In pursuit of this objective, OpenAI has announced a groundbreaking $10 million grant initiative dedicated to advancing technical research on superintelligent alignment. These funds will be distributed across various segments, including allocations for academic laboratories, nonprofit organizations, individual researchers, and graduate students. Moreover, OpenAI intends to organize an academic conference focused on superalignment in early 2025, serving as a platform to showcase and endorse the work of finalists for the superalignment prize.

Interestingly, a part of the grant funding stems from former Google CEO and chairman Eric Schmidt. Schmidt, a staunch advocate of Sam Altman, is increasingly emblematic of AI doomsday scenarios, warning about the imminent arrival of hazardous AI systems and criticizing regulators for insufficient preparedness.
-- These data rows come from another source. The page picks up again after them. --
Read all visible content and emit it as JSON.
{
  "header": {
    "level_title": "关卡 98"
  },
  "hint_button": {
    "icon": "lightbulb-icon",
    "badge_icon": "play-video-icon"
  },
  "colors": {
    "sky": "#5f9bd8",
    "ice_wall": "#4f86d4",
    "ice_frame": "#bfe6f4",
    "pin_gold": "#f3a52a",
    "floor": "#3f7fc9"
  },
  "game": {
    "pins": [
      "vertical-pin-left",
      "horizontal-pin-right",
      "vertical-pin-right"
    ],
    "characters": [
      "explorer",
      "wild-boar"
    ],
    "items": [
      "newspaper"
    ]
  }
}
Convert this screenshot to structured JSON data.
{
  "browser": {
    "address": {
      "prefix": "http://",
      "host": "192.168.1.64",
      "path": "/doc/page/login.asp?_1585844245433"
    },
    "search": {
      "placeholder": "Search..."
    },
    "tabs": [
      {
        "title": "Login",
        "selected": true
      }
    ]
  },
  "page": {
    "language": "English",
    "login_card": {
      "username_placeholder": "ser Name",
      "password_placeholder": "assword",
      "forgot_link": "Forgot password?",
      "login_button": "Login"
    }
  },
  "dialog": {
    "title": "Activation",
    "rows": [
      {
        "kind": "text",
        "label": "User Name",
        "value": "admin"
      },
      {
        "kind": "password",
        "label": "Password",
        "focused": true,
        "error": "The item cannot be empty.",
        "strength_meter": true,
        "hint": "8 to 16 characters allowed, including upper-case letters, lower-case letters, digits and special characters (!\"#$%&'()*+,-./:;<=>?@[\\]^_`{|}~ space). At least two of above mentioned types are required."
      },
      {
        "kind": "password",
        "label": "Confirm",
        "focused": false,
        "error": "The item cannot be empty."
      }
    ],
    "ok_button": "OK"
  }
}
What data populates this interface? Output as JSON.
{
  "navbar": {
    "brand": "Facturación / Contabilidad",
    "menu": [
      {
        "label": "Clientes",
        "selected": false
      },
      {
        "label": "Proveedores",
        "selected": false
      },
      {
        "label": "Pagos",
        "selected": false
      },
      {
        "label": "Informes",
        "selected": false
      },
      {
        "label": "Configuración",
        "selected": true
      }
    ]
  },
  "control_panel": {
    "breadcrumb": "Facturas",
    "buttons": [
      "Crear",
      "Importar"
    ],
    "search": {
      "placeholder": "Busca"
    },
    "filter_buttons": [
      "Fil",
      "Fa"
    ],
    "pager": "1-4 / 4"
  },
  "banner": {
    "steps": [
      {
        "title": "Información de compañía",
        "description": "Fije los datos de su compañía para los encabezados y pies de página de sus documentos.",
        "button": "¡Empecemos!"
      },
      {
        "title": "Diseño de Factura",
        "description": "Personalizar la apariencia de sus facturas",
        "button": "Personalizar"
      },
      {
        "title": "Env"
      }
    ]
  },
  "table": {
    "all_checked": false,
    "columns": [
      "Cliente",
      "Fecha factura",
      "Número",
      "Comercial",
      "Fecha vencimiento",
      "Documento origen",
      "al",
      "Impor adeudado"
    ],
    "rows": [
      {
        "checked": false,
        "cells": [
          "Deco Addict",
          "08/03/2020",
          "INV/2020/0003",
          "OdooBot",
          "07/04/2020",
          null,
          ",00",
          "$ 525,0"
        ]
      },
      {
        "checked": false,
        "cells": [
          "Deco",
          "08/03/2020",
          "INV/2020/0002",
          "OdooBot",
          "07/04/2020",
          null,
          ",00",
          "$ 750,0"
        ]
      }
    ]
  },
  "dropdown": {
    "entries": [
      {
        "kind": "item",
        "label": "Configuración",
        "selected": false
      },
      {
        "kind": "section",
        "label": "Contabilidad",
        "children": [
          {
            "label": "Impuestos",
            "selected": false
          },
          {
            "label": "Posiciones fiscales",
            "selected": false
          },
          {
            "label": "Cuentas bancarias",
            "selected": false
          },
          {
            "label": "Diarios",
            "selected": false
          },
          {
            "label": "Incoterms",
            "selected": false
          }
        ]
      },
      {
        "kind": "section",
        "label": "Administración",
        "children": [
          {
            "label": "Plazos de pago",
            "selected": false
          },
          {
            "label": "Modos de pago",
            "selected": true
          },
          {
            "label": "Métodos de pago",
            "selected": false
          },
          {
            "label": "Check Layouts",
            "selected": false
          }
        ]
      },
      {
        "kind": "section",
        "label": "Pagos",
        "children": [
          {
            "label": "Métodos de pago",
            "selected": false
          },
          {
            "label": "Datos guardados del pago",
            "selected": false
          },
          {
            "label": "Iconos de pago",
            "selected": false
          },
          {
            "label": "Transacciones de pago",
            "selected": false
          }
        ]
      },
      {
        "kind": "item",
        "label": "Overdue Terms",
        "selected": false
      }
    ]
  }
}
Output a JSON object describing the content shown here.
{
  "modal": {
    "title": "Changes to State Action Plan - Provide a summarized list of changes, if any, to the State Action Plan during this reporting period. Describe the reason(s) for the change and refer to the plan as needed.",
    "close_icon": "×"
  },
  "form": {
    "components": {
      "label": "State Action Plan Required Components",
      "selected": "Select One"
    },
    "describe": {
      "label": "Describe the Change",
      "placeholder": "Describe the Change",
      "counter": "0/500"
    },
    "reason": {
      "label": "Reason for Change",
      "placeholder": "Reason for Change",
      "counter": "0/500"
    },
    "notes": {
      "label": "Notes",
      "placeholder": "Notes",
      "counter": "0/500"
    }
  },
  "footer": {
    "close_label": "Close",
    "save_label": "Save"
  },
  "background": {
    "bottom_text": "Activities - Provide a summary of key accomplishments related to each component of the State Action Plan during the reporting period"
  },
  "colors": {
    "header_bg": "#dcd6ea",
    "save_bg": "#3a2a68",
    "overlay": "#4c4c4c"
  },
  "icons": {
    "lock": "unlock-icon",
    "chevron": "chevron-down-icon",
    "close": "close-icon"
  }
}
Notably, Schmidt, an active investor in AI ventures, is speculated, as highlighted in reports from Protocol and Wired, to potentially reap significant commercial gains if the U.S. government were to adopt his proposed strategy to fortify AI research—an aspect not solely driven by altruistic motives.

Viewed cynically, the donation might be seen as an act of virtue signaling. Eric Schmidt boasts a personal fortune estimated at approximately $24 billion, having already invested hundreds of millions into various AI ventures and funds, many of which are notably less oriented towards ethical considerations. This includes substantial investments in endeavors, including his own, that prioritize objectives divergent from an ethics-centric approach to artificial intelligence.

Schmidt denies this is the case, of course.

“AI and other emerging technologies are reshaping our economy and society,” he said in an emailed statement. “Ensuring they are aligned with human values is critical, and I am proud to support OpenAI’s new [grants] to develop and control AI responsibly for public benefit.”

Indeed, the involvement of a figure with such transparent commercial motivations begs the question: will OpenAI’s superalignment research as well as the research it’s encouraging the community to submit to its future conference be made available for anyone to use as they see fit?

The Superalignment team provided a firm assurance that both OpenAI’s research, encompassing code and other contributions, and the endeavors of those who receive grants and accolades from OpenAI for superalignment-related work will be openly shared with the public. They expressed a resolute commitment to this transparency, and there’s an expectation to hold the company accountable to this promise.

Leopold Aschenbrenner emphasized, “Our mission extends beyond ensuring the safety of our models alone; it encompasses enhancing the safety of models developed by other laboratories and advancing AI in its entirety. This commitment lies at the heart of our goal to construct AI for the collective benefit of humanity, prioritizing safety above all. We firmly believe that conducting this research is pivotal for ensuring both its beneficial and safe integration.”